Share yourself: One of the common google searches in Wuhan during the lockdown was looking for things to do to overcome boredom. Give your global audiences something that will help them if you cannot welcome them now. Put museums online, do live q&as with gallery directors. If festivals have been cancelled can you create a mini online version instead with live-streamed or recorded sessions with musicians, artists or chefs. Showcase a new hotel, or attraction with a personal digital walk through by the general manager, or director.

Phase two  – Emerging recovery phase – targeting those most likely to travel

To have the fastest recovery phase possible it is always important to prioritise the people who are most likely to respond and travel first. Do put social and google search monitoring in place to understand when people start thinking about travel planning and booking again so you’re ahead of the curve. Don’t assume those audiences are the same as in the past. Understand who they might be and their barriers and motivations with digital research such as four’s Mapper360 audience insights which build high-value personas from live digital responses. As ever, test and learn digitally.
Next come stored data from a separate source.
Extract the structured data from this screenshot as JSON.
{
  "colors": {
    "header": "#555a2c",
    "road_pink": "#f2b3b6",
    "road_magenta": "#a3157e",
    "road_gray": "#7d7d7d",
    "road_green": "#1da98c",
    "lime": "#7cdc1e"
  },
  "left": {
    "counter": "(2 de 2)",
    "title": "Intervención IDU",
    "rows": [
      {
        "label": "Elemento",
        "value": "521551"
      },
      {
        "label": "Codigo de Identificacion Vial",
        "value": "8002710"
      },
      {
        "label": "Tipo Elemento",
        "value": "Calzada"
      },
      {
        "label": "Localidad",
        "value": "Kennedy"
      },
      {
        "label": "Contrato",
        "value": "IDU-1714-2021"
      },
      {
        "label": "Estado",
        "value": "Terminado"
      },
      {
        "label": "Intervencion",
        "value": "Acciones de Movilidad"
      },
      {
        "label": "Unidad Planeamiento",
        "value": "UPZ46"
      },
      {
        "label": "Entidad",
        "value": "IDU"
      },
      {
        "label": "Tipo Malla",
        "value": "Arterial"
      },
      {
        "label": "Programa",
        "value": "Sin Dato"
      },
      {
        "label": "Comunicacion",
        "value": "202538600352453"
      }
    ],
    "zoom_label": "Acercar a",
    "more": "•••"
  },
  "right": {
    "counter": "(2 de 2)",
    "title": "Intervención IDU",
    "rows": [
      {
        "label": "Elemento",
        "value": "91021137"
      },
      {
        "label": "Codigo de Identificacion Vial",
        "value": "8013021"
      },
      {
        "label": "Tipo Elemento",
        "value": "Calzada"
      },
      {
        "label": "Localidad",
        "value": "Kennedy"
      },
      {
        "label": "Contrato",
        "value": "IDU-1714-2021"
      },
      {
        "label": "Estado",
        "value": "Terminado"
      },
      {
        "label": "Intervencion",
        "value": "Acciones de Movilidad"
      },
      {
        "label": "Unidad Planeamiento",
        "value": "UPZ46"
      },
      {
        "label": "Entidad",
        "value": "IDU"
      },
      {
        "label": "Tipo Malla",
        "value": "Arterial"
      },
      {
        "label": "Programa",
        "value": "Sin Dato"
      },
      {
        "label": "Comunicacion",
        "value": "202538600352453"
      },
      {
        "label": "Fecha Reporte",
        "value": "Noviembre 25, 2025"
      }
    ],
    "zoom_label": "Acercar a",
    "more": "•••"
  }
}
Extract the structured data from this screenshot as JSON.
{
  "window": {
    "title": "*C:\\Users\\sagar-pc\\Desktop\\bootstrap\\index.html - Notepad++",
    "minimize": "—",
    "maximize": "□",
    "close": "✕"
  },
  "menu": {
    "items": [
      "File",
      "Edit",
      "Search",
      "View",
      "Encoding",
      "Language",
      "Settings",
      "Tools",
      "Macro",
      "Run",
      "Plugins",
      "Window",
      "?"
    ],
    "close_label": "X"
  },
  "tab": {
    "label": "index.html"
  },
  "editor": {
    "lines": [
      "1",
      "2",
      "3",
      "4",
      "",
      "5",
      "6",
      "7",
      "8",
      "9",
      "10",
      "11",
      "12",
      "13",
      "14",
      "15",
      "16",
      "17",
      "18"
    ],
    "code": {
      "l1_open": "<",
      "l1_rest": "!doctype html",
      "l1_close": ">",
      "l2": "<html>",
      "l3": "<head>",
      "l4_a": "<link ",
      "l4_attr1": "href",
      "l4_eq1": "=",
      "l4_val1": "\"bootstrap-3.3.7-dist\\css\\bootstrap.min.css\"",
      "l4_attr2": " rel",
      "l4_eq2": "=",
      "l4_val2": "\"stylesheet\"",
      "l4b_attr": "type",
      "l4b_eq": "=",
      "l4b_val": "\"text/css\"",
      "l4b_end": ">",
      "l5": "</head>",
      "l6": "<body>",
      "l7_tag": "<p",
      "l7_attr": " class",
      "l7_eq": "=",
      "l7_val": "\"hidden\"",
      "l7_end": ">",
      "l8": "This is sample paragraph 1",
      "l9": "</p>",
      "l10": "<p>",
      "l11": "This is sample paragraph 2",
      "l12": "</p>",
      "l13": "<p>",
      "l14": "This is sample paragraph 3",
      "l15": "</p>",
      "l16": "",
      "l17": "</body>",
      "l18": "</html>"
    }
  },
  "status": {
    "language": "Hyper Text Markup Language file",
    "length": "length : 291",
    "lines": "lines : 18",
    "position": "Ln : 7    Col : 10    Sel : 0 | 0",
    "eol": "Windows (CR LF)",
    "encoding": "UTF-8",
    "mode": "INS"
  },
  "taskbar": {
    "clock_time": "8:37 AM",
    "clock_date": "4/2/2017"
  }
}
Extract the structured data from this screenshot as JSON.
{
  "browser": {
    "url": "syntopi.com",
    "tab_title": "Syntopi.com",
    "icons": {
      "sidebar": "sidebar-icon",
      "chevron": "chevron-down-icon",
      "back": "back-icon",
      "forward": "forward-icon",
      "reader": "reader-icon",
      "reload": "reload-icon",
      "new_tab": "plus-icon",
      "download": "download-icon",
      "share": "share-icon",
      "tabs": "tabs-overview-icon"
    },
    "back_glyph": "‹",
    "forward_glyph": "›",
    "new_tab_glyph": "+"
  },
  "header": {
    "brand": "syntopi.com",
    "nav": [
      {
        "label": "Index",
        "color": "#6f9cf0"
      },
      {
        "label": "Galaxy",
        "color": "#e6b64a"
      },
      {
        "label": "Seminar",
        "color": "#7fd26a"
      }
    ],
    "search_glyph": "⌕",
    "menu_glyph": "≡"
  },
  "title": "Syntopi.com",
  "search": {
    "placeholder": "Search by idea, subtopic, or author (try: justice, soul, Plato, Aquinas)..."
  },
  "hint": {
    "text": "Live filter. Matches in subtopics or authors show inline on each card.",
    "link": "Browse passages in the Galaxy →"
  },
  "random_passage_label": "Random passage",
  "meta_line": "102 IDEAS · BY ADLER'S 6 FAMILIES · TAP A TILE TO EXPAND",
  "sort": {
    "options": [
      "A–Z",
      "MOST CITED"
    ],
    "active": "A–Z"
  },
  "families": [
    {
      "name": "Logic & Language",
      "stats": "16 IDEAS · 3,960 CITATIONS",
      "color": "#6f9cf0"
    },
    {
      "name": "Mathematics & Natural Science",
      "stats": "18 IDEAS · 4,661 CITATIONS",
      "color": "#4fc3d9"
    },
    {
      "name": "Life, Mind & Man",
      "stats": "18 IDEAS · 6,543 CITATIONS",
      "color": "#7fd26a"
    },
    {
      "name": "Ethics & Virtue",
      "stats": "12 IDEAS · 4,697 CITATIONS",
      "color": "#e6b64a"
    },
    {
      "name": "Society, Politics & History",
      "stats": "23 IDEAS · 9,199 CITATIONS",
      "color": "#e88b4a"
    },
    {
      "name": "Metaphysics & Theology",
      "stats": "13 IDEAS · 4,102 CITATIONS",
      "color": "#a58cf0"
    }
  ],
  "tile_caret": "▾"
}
In order of priority, audiences to address after a crisis typically follow this pattern:

Domestic audiences – local people as well as expatriates from your primary source markets who may be sharing images of a destination, hotel or attraction back to their friends and family

Neighbouring audiences – people who know and are familiar with your destination are more likely to return first and fastest.

Repeat visitors – in uncertain times people often feel safer in known locations. A big push on encouraging repeat visitors to return to places they’ve been to before can be an important first step in driving recovery bookings

Resilient visitors  – track the guests who are most likely to return faster. Do you have a special interest niche which has loyal and dedicated travellers? This could be bird watching or adventure seekers, or fans of a major event held in a particular country. It might also be demographic – a younger or older target audience rather than family audiences.

Phase three – full recovery, a hard fight for audiences

Once the crisis is clearly over there will be a full recovery period where all travellers are being targeted by brands and countries eager to open their doors.

This period will be the most competitive the travel industry has ever known as countries and brands look to build back their economies and cashflows. But it will also undoubtedly be a different industry. While some businesses will fail, the full recovery period will see the emergence of new nimble players looking for take advantage of the changes.

Do spend time now preparing in detail for phase three even when you don’t know the timing of your recovery plans. What events might you create, what marketing will you implement. Have creative campaigns at the ready which can be trialled digitally and switched on quickly. Also use this time to review how to build a sustainable recovery strategy which builds back audiences but mitigates negative impacts. Tourist boards which spend time planning destination management recovery strategies rather than destination marketing strategies in isolation will deliver genuine long-term results to their nations.

Countries and travel organisations that work fast and smart in all three recovery phases –  pre-recovery, emerging recovery and the full recovery phase will lead the field.